321 — Syntax Error Recovery in Parsing Expression Grammars
Medeiros & Mascarenhas (10.1145/3167132.3167261)
Read on 07 July 2018When I took my automata course years ago, one of the core concepts of formal languages was that a string could either belong to or not belong to a language: There was no in-between. This means that simple syntax-checking can only tell you that your syntax is bad; it can’t recover from a failure.
One system for formally defining a grammar is a PEG, or “Parsing Expression Grammar.” A PEG describes a parser that allows for backtracking in parsing: In other words, PEGs leverage many of the capabilities of regular expressions, but also have an “order” to their choice to avoid ambiguities. When given the choice between two feasible interpretations of a syntax, a PEG has the ‘knowledge’ to prefer one, try it out, and then backtrack and try the other choices if the parsing fails.
But PEGs are no good when it comes to syntaxes that completely fail to parse using any of those choices: Instead, most PEG implementations must be augmented by a separate error-handling system, which is application-specific and tends not to be reusable or composable. Furthermore, most of these ad-hoc systems stop parsing after a failure is encountered and handled. While this works for certain cases, it’s no good for, say, IDE-based syntax highlighting, where text after an error should also be highlighted.
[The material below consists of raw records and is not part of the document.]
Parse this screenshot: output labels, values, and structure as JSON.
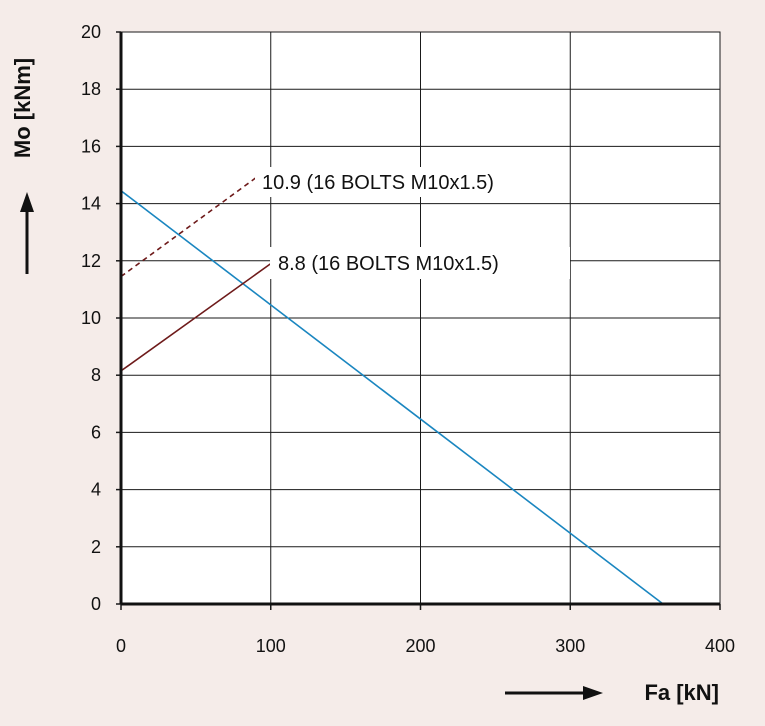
{
  "chart_data": {
    "type": "line",
    "xlabel": "Fa [kN]",
    "ylabel": "Mo [kNm]",
    "xlim": [
      0,
      400
    ],
    "ylim": [
      0,
      20
    ],
    "xticks": [
      "0",
      "100",
      "200",
      "300",
      "400"
    ],
    "yticks": [
      "0",
      "2",
      "4",
      "6",
      "8",
      "10",
      "12",
      "14",
      "16",
      "18",
      "20"
    ],
    "grid": true,
    "series": [
      {
        "id": "blue",
        "x": [
          0,
          362
        ],
        "y": [
          14.45,
          0
        ],
        "color": "#1a86c0",
        "dash": false
      },
      {
        "id": "bolt109",
        "name": "10.9 (16 BOLTS M10x1.5)",
        "x": [
          0,
          90
        ],
        "y": [
          11.45,
          14.9
        ],
        "color": "#6e1a1a",
        "dash": true
      },
      {
        "id": "bolt88",
        "name": "8.8 (16 BOLTS M10x1.5)",
        "x": [
          0,
          100
        ],
        "y": [
          8.15,
          11.9
        ],
        "color": "#6e1a1a",
        "dash": false
      }
    ]
  }
}
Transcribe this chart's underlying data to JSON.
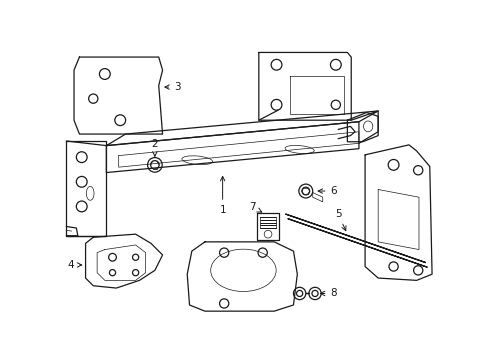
{
  "bg_color": "#ffffff",
  "line_color": "#1a1a1a",
  "lw": 0.9,
  "thin_lw": 0.5,
  "label_fs": 7.5
}
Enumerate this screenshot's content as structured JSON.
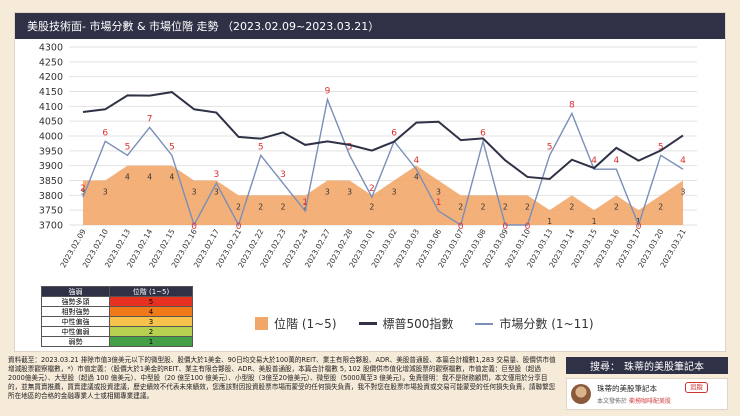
{
  "header": {
    "title": "美股技術面- 市場分數 & 市場位階 走勢 （2023.02.09~2023.03.21）"
  },
  "colors": {
    "area": "#f2a76a",
    "sp500": "#2f3146",
    "score": "#7a8fb8",
    "label_red": "#e03030"
  },
  "chart_data": {
    "type": "line",
    "title": "美股技術面- 市場分數 & 市場位階 走勢 （2023.02.09~2023.03.21）",
    "categories": [
      "2023.02.09",
      "2023.02.10",
      "2023.02.13",
      "2023.02.14",
      "2023.02.15",
      "2023.02.16",
      "2023.02.17",
      "2023.02.21",
      "2023.02.22",
      "2023.02.23",
      "2023.02.24",
      "2023.02.27",
      "2023.02.28",
      "2023.03.01",
      "2023.03.02",
      "2023.03.03",
      "2023.03.06",
      "2023.03.07",
      "2023.03.08",
      "2023.03.09",
      "2023.03.10",
      "2023.03.13",
      "2023.03.14",
      "2023.03.15",
      "2023.03.16",
      "2023.03.17",
      "2023.03.20",
      "2023.03.21"
    ],
    "ylim": [
      3700,
      4300
    ],
    "yticks": [
      3700,
      3750,
      3800,
      3850,
      3900,
      3950,
      4000,
      4050,
      4100,
      4150,
      4200,
      4250,
      4300
    ],
    "series": [
      {
        "name": "標普500指數",
        "values": [
          4081,
          4090,
          4137,
          4136,
          4148,
          4090,
          4079,
          3997,
          3991,
          4012,
          3970,
          3982,
          3970,
          3951,
          3981,
          4045,
          4048,
          3986,
          3992,
          3918,
          3862,
          3855,
          3920,
          3892,
          3960,
          3917,
          3951,
          4002
        ]
      },
      {
        "name": "市場分數 (1~11)",
        "values": [
          2,
          6,
          5,
          7,
          5,
          0,
          3,
          0,
          5,
          3,
          1,
          9,
          5,
          2,
          6,
          4,
          1,
          0,
          6,
          0,
          0,
          5,
          8,
          4,
          4,
          0,
          5,
          4
        ]
      },
      {
        "name": "位階 (1~5)",
        "values": [
          3,
          3,
          4,
          4,
          4,
          3,
          3,
          2,
          2,
          2,
          2,
          3,
          3,
          2,
          3,
          4,
          3,
          2,
          2,
          2,
          2,
          1,
          2,
          1,
          2,
          1,
          2,
          3
        ]
      }
    ]
  },
  "level_table": {
    "header": [
      "強弱",
      "位階 (1~5)"
    ],
    "rows": [
      {
        "label": "強勢多頭",
        "level": "5",
        "color": "#e83020"
      },
      {
        "label": "相對強勢",
        "level": "4",
        "color": "#f07a18"
      },
      {
        "label": "中性偏強",
        "level": "3",
        "color": "#f6c24a"
      },
      {
        "label": "中性偏弱",
        "level": "2",
        "color": "#b8d050"
      },
      {
        "label": "弱勢",
        "level": "1",
        "color": "#43a047"
      }
    ]
  },
  "legend": {
    "area": "位階 (1~5)",
    "sp500": "標普500指數",
    "score": "市場分數 (1~11)"
  },
  "footnote": "資料截至：2023.03.21 排除市值3億美元以下的微型股、股價大於1美金、90日均交易大於100萬的REIT、業主有限合夥股、ADR、美股普通股、本篇合計檔數1,283 交易量、股價供市值增減股票觀察檔數，*）市值定義：（股價大於1美金的REIT、業主有限合夥股、ADR、美股普通股，本篇合計檔數 5, 102 股價供市值化增減股票的觀察檔數，市值定義：巨型股（超過2000億美元）、大型股（超過 100 億美元）、中型股（20 億至100 億美元）、小型股（3億至20億美元）、微型股（5000萬至3 億美元）。免責聲明：我不是財務顧問，本文僅用於分享目的，並無買賣推薦，買賣建議或投資建議，歷史績效不代表未來績效，您應該對因投資股票市場而蒙受的任何損失負責，我不對您在股票市場投資或交易可能蒙受的任何損失負責，請聯繫您所在地區的合格的金融專業人士或相關專業建議。",
  "search": {
    "prefix": "搜尋：",
    "name": "珠蒂的美股筆記本"
  },
  "channel": {
    "name": "珠蒂的美股筆記本",
    "follow": "追蹤",
    "sub_prefix": "本文發佈於",
    "sub_link": "衝撈咖啡配美股"
  }
}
The technique proposed in this paper is an error-recoery technique for PEGs. Specifically, it applies to PEG systems that report farthest-failure: Instead of failing to parse when the system encounters a syntax error, this system includes “recovery expressions” — expressions that can be used after encountering an error in order to find the place where the PEG can continue parsing. For example, if an expression is missing a semicolon, the recovery expression might be the set of all strings that end in a semicolon:
i = 3;
j = 2
k = 1;
m = 0;
In this example, the line j = 2
fails, but a recovery expression matches k = 1;
because it ends with a semicolon. So the PEG can continue matching on the m = 0;
line.
This is of course a simple case, but by including recovery expressions alongside errors in a PEG, it is possible to use a PEG for top-down fast parsing of complex, errorful text.